1.4 Séparer les activités de conseil et de vente
L’idée est excellente, cela a d’ailleurs existé jusqu’en 2009, avant la RGPP et la disparition des SRPV !
Mais un conseil stratégique, à distance des périodes cruciales de risques maximum pour les bioagresseurs (insectes ou maladies fongiques), cela sera-t-il suffisant ? Il faut absolument éviter l’effet cautère sur une jambe de bois.
J’ai trop connu au mois de mai, les SMS de la distribution poussant aux interventions, pendant que moi je prônais la modération ou la non- intervention (rendez-vous « Labo-vert » en Lorraine de 2000 à 2008, tours de plaine en Franche-Comté avant 2000). Compte tenu des technologies de communications actuelles et des moyens engagés dans Ecophyto, les conseils indépendants en phase étroite avec les stades végétatifs et les analyses de risques devraient être une priorité car ils seraient hyper stratégiques pour la prise de décision des agriculteurs.
- Action 30 000 …
La transition vers l’agro-écologie ne peut pas faire l’économie de revisiter les paysages agricoles souvent déstructurés.
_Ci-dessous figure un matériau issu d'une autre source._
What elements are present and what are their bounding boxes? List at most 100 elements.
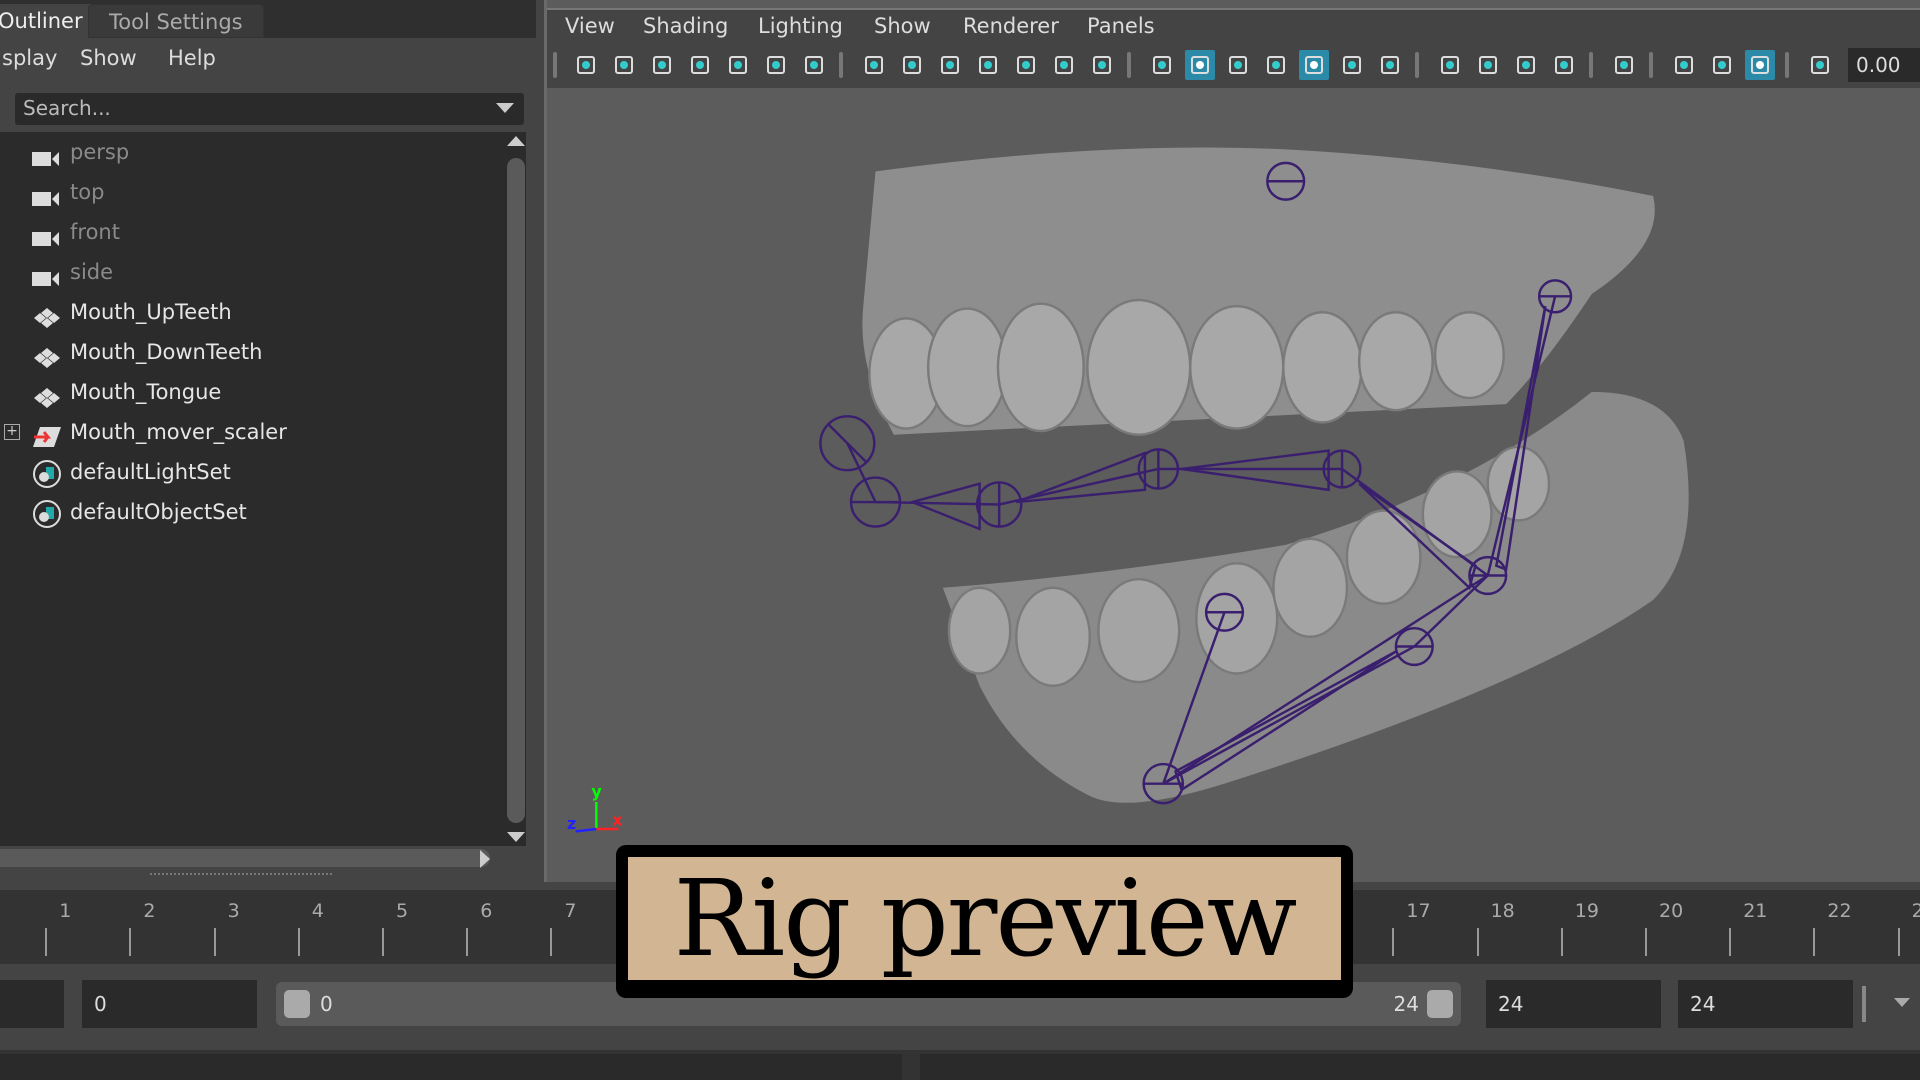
film-gate-icon[interactable] [897, 50, 927, 80]
wireframe-on-shaded-icon[interactable] [1261, 50, 1291, 80]
wireframe-icon[interactable] [1147, 50, 1177, 80]
toolbar-separator [1415, 52, 1419, 78]
depth-of-field-icon[interactable] [1549, 50, 1579, 80]
exposure-icon[interactable] [1805, 50, 1835, 80]
bookmark-icon[interactable] [685, 50, 715, 80]
divider [1862, 986, 1866, 1022]
scroll-up-icon[interactable] [507, 136, 525, 146]
motion-blur-icon[interactable] [1473, 50, 1503, 80]
outliner-item[interactable]: Mouth_DownTeeth [0, 332, 500, 372]
search-input[interactable]: Search... [15, 93, 524, 125]
expand-icon[interactable]: + [4, 424, 20, 440]
outliner-item-label: top [70, 180, 105, 204]
outliner-list: persp top front side Mouth_UpTeeth Mouth_Down… [0, 132, 506, 846]
menu-help[interactable]: Help [168, 46, 216, 70]
frame-label: 23 [1911, 900, 1920, 922]
safe-title-icon[interactable] [1087, 50, 1117, 80]
menu-show[interactable]: Show [80, 46, 137, 70]
viewport-menu-lighting[interactable]: Lighting [758, 14, 843, 38]
range-end-handle[interactable] [1427, 990, 1453, 1018]
frame-label: 2 [143, 900, 156, 922]
frame-label: 22 [1827, 900, 1852, 922]
outliner-item[interactable]: top [0, 172, 500, 212]
xray-joints-icon[interactable] [1745, 50, 1775, 80]
viewport-3d[interactable] [544, 0, 1920, 882]
default-material-icon[interactable] [1223, 50, 1253, 80]
field-chart-icon[interactable] [1011, 50, 1041, 80]
outliner-item-label: persp [70, 140, 130, 164]
grease-pencil-icon[interactable] [799, 50, 829, 80]
animation-start-field[interactable]: 0 [82, 980, 257, 1028]
caption-box: Rig preview [616, 845, 1353, 998]
outliner-item-label: defaultLightSet [70, 460, 231, 484]
dropdown-arrow-icon[interactable] [1894, 998, 1910, 1007]
frame-tick [382, 928, 384, 956]
dropdown-arrow-icon[interactable] [496, 103, 514, 113]
shadows-icon[interactable] [1375, 50, 1405, 80]
outliner-item[interactable]: front [0, 212, 500, 252]
frame-tick [1476, 928, 1479, 956]
menu-display[interactable]: Display [0, 46, 57, 70]
outliner-item[interactable]: defaultLightSet [0, 452, 500, 492]
outliner-item[interactable]: Mouth_mover_scaler + [0, 412, 500, 452]
frame-tick [1813, 928, 1816, 956]
mesh-icon [32, 302, 60, 328]
resolution-gate-icon[interactable] [935, 50, 965, 80]
command-result [920, 1054, 1920, 1080]
isolate-select-icon[interactable] [1669, 50, 1699, 80]
frame-label: 6 [480, 900, 493, 922]
viewport-menu-renderer[interactable]: Renderer [963, 14, 1059, 38]
image-plane-icon[interactable] [723, 50, 753, 80]
viewport-menu-show[interactable]: Show [874, 14, 931, 38]
outliner-item[interactable]: persp [0, 132, 500, 172]
viewport-menu-shading[interactable]: Shading [643, 14, 728, 38]
command-input[interactable] [0, 1054, 902, 1080]
resize-handle[interactable] [150, 873, 332, 875]
range-start-handle[interactable] [284, 990, 310, 1018]
horizontal-scrollbar[interactable] [0, 849, 490, 867]
lights-icon[interactable] [1337, 50, 1367, 80]
2d-pan-zoom-icon[interactable] [761, 50, 791, 80]
outliner-item-label: Mouth_DownTeeth [70, 340, 263, 364]
animation-end-field[interactable]: 24 [1678, 980, 1853, 1028]
frame-tick [550, 928, 553, 956]
camera-icon[interactable] [571, 50, 601, 80]
xray-icon[interactable] [1707, 50, 1737, 80]
anti-aliasing-icon[interactable] [1511, 50, 1541, 80]
grid-icon[interactable] [859, 50, 889, 80]
camera-icon [32, 142, 60, 166]
frame-tick [45, 928, 48, 956]
frame-label: 19 [1574, 900, 1599, 922]
viewport-menu-panels[interactable]: Panels [1087, 14, 1155, 38]
outliner-item[interactable]: side [0, 252, 500, 292]
gate-mask-icon[interactable] [973, 50, 1003, 80]
safe-action-icon[interactable] [1049, 50, 1079, 80]
viewport-menu-view[interactable]: View [565, 14, 615, 38]
current-time-field[interactable] [0, 980, 64, 1028]
vertical-scrollbar[interactable] [506, 132, 526, 846]
playback-end-field[interactable]: 24 [1486, 980, 1661, 1028]
textured-icon[interactable] [1299, 50, 1329, 80]
frame-label: 1 [59, 900, 72, 922]
frame-label: 20 [1659, 900, 1684, 922]
outliner-item-label: side [70, 260, 114, 284]
mesh-icon [32, 342, 60, 368]
smooth-shade-icon[interactable] [1185, 50, 1215, 80]
set-icon [32, 460, 61, 488]
outliner-item[interactable]: Mouth_Tongue [0, 372, 500, 412]
tab-tool-settings[interactable]: Tool Settings [88, 4, 264, 38]
scrollbar-thumb[interactable] [507, 158, 525, 823]
toolbar-separator [1589, 52, 1593, 78]
frame-tick [1560, 928, 1563, 956]
outliner-item[interactable]: defaultObjectSet [0, 492, 500, 532]
toolbar-separator [1649, 52, 1653, 78]
frame-tick [297, 928, 300, 956]
outliner-item[interactable]: Mouth_UpTeeth [0, 292, 500, 332]
exposure-field[interactable]: 0.00 [1848, 48, 1920, 82]
scroll-right-icon[interactable] [480, 850, 490, 868]
select-camera-icon[interactable] [1609, 50, 1639, 80]
scroll-down-icon[interactable] [507, 832, 525, 842]
camera-settings-icon[interactable] [647, 50, 677, 80]
ambient-occlusion-icon[interactable] [1435, 50, 1465, 80]
camera-lock-icon[interactable] [609, 50, 639, 80]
Ecophyto II+ doit conduire à des réflexions globales puis générer un mouvement d’envergure afin d’aller partout vers des territoires résilients.
Les succès stories font la une des colloques et des médias spécialisés ou pas. Mais quid des bad-stories qui concernent bien plus de surface : la capacité de communication d’Ecophyto doit aussi permettre de sauver des territoires en danger (la Dombes,…) ou en transition vers des surfaces traitées toujours plus importantes (régions intermédiaires hydromorphes en perte d’élevages à l’herbe).
- Améliorer le BSV
Voir aussi le 1.4
Vive le retour des comparaisons de couples de parcelles (ou fraction de parcelles) traitées/non-traitées : l’inutilité des traitements y est souvent parlante, d’où le faible appétit des distributeurs pour cette approche, pourtant courante dans le Nord-Est il y a plus de dix ans (SRPV &FREDON).
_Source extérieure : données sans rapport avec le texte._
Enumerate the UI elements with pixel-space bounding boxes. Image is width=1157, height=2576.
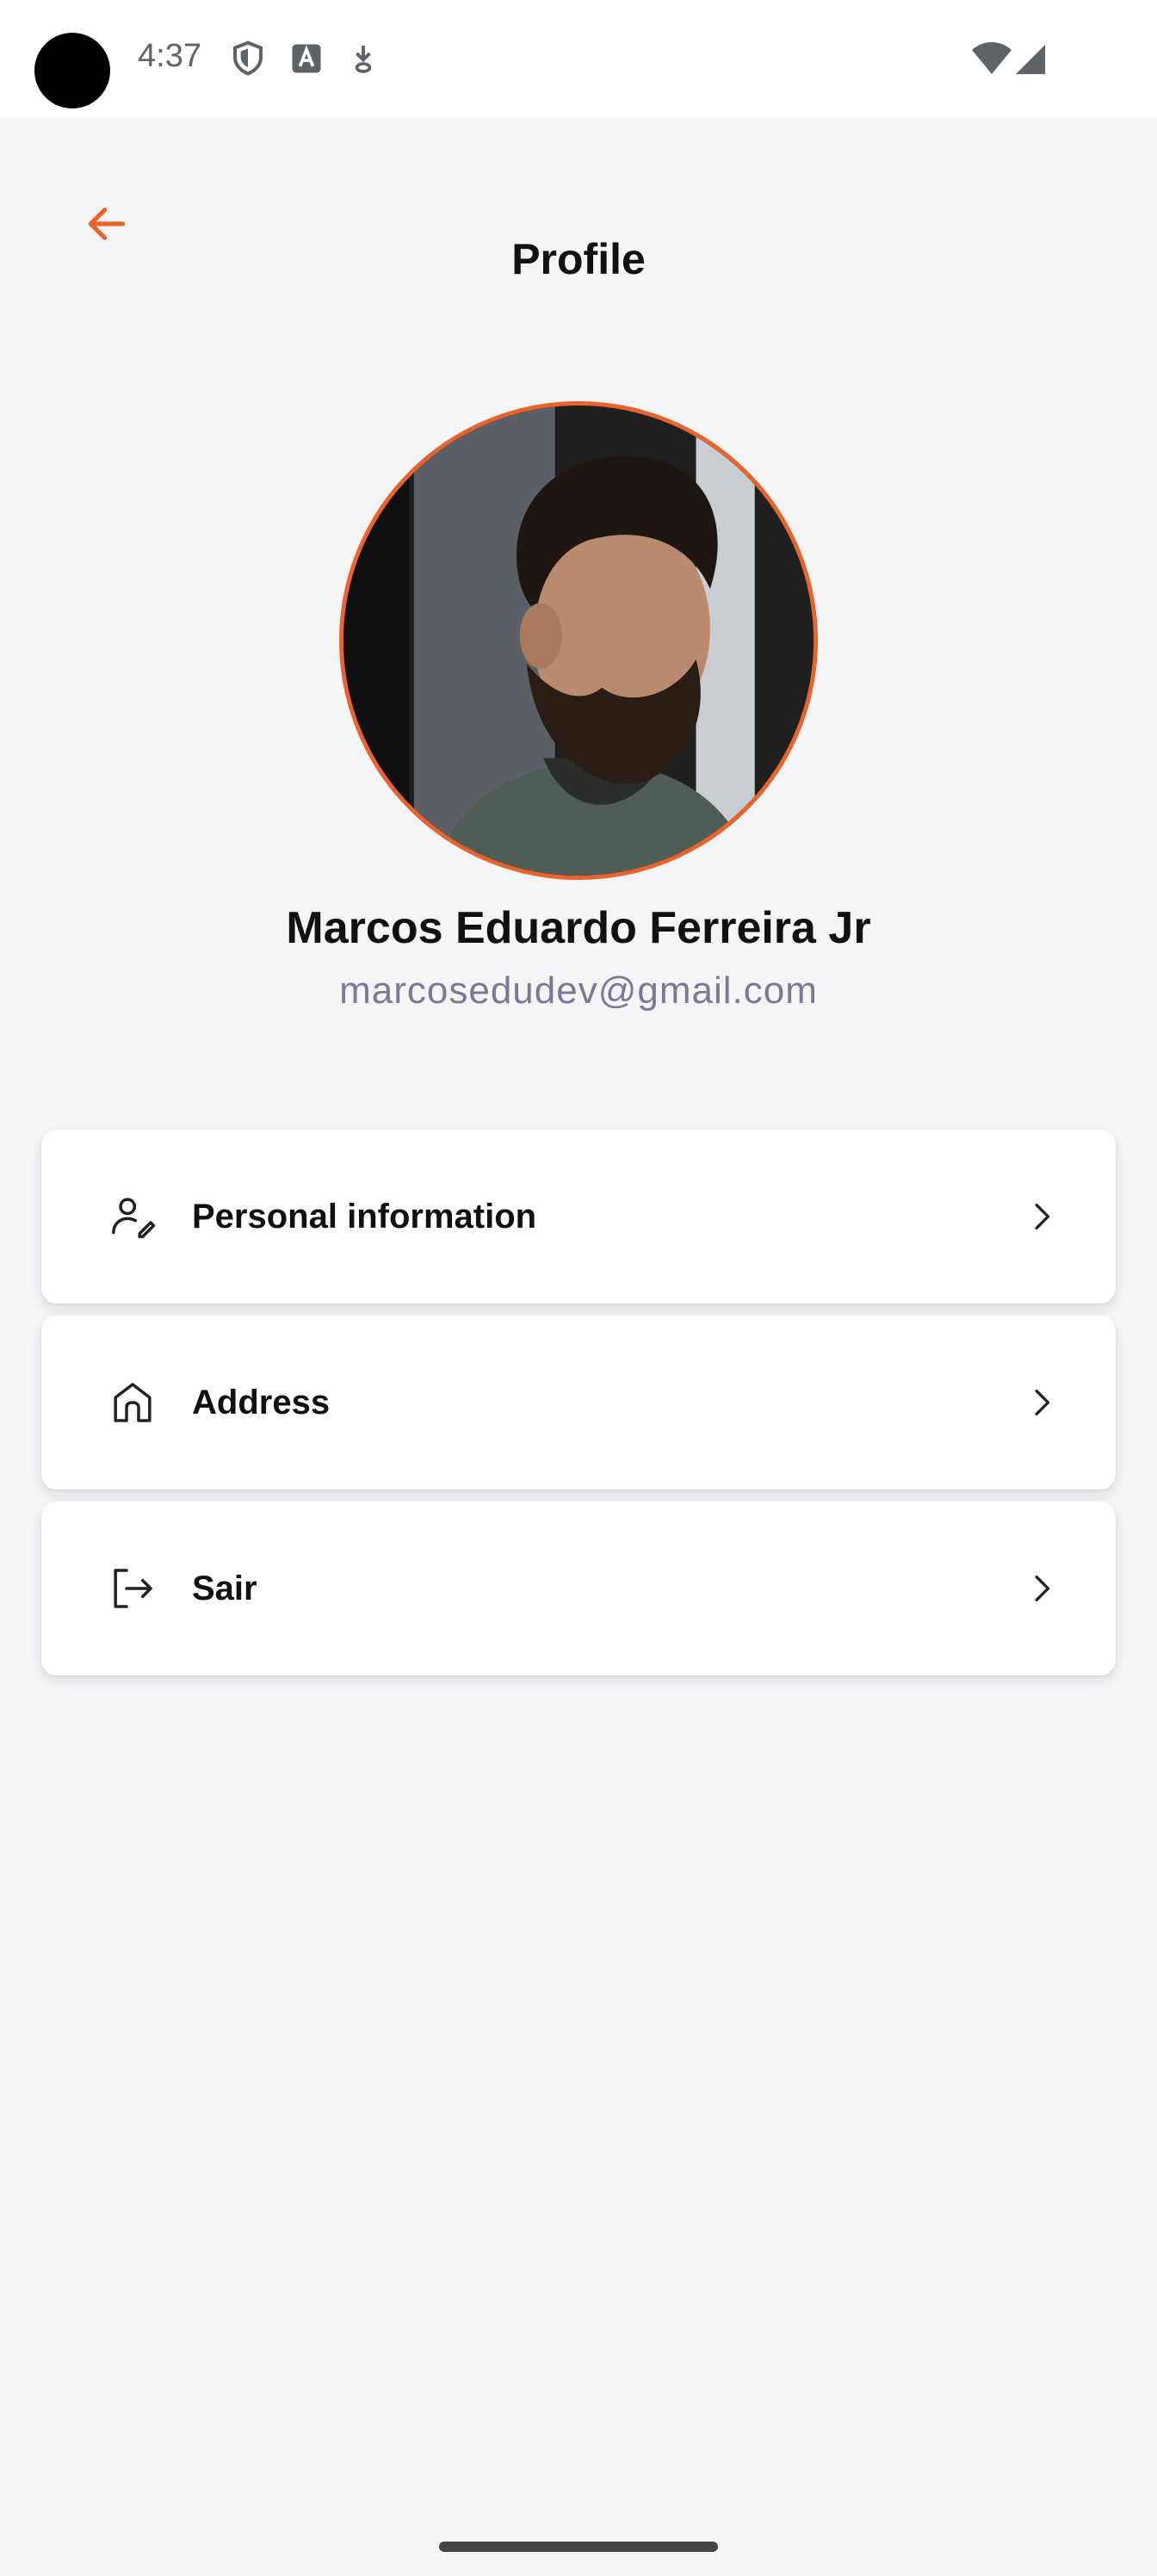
wifi-icon [971, 41, 1012, 76]
status-time: 4:37 [138, 38, 201, 74]
avatar-photo [343, 406, 814, 876]
home-indicator[interactable] [439, 2542, 718, 2552]
menu-item-label: Address [192, 1384, 331, 1421]
chevron-right-icon [1016, 1563, 1067, 1614]
shield-icon [231, 40, 265, 77]
logout-icon [90, 1545, 176, 1632]
chevron-right-icon [1016, 1377, 1067, 1428]
profile-email: marcosedudev@gmail.com [339, 969, 818, 1012]
menu-item-logout[interactable]: Sair [41, 1502, 1116, 1675]
menu-item-label: Sair [192, 1570, 257, 1607]
signal-icon [1014, 43, 1047, 76]
home-icon [90, 1359, 176, 1446]
chevron-right-icon [1016, 1191, 1067, 1242]
menu-item-address[interactable]: Address [41, 1316, 1116, 1489]
status-bar: 4:37 [0, 0, 1157, 117]
download-icon [348, 41, 379, 76]
avatar[interactable] [339, 401, 818, 880]
user-edit-icon [90, 1173, 176, 1260]
profile-name: Marcos Eduardo Ferreira Jr [286, 903, 871, 953]
menu-item-personal-information[interactable]: Personal information [41, 1130, 1116, 1303]
page-title: Profile [511, 235, 646, 283]
font-a-icon [291, 43, 322, 74]
menu-item-label: Personal information [192, 1198, 537, 1235]
camera-cutout [34, 33, 110, 108]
Pourquoi s’interdire le conseil ? Le rédacteur d’un BSV, qui travaille en collégialité, est me semble-t-il souvent le meilleur connaisseur de la situation sanitaire de la plaine et donc le plus à même de prodiguer un conseil objectivé.
Il serait sans doute très pertinent de différencier les bords de champs et la parcelle : une gestion différenciée des bords de champs serait d’un grand intérêt et aurait l’avantage d’objectiver les interventions dans la parcelle : cela évitera un traitement généralisé pour cause de « salissement malherbologique» sur une quinzaine de mètres en bordure.
AXE 2 :
De nombreuses connaissances existent, il manque des moyens pour le soutien aux politiques publiques et des pistes pour le renforcement de l’acceptabilité.
- Stratégie nationale
Concernant le champ de l’environnement, nous avons plus besoin de mise en œuvre d’espace de biodiversité que de nouvelles études, longues et difficilement exhaustives.
Faut-il vraiment tout connaître pour bien gérer ? Où faut-il bien gérer pour mieux connaître ? B.Chevassus-au-Louis (2015)
Les politiques publiques manquent de cohérence en terme de vision globale : la restructuration des paysages agricoles et péri-habitations devrait être largement évoquée par Ecophyto II+, à défaut d’y mettre des moyens importants, par les acteurs de terrain et notamment les structures ayant un rôle para-publique comme les chambres d’agricultures.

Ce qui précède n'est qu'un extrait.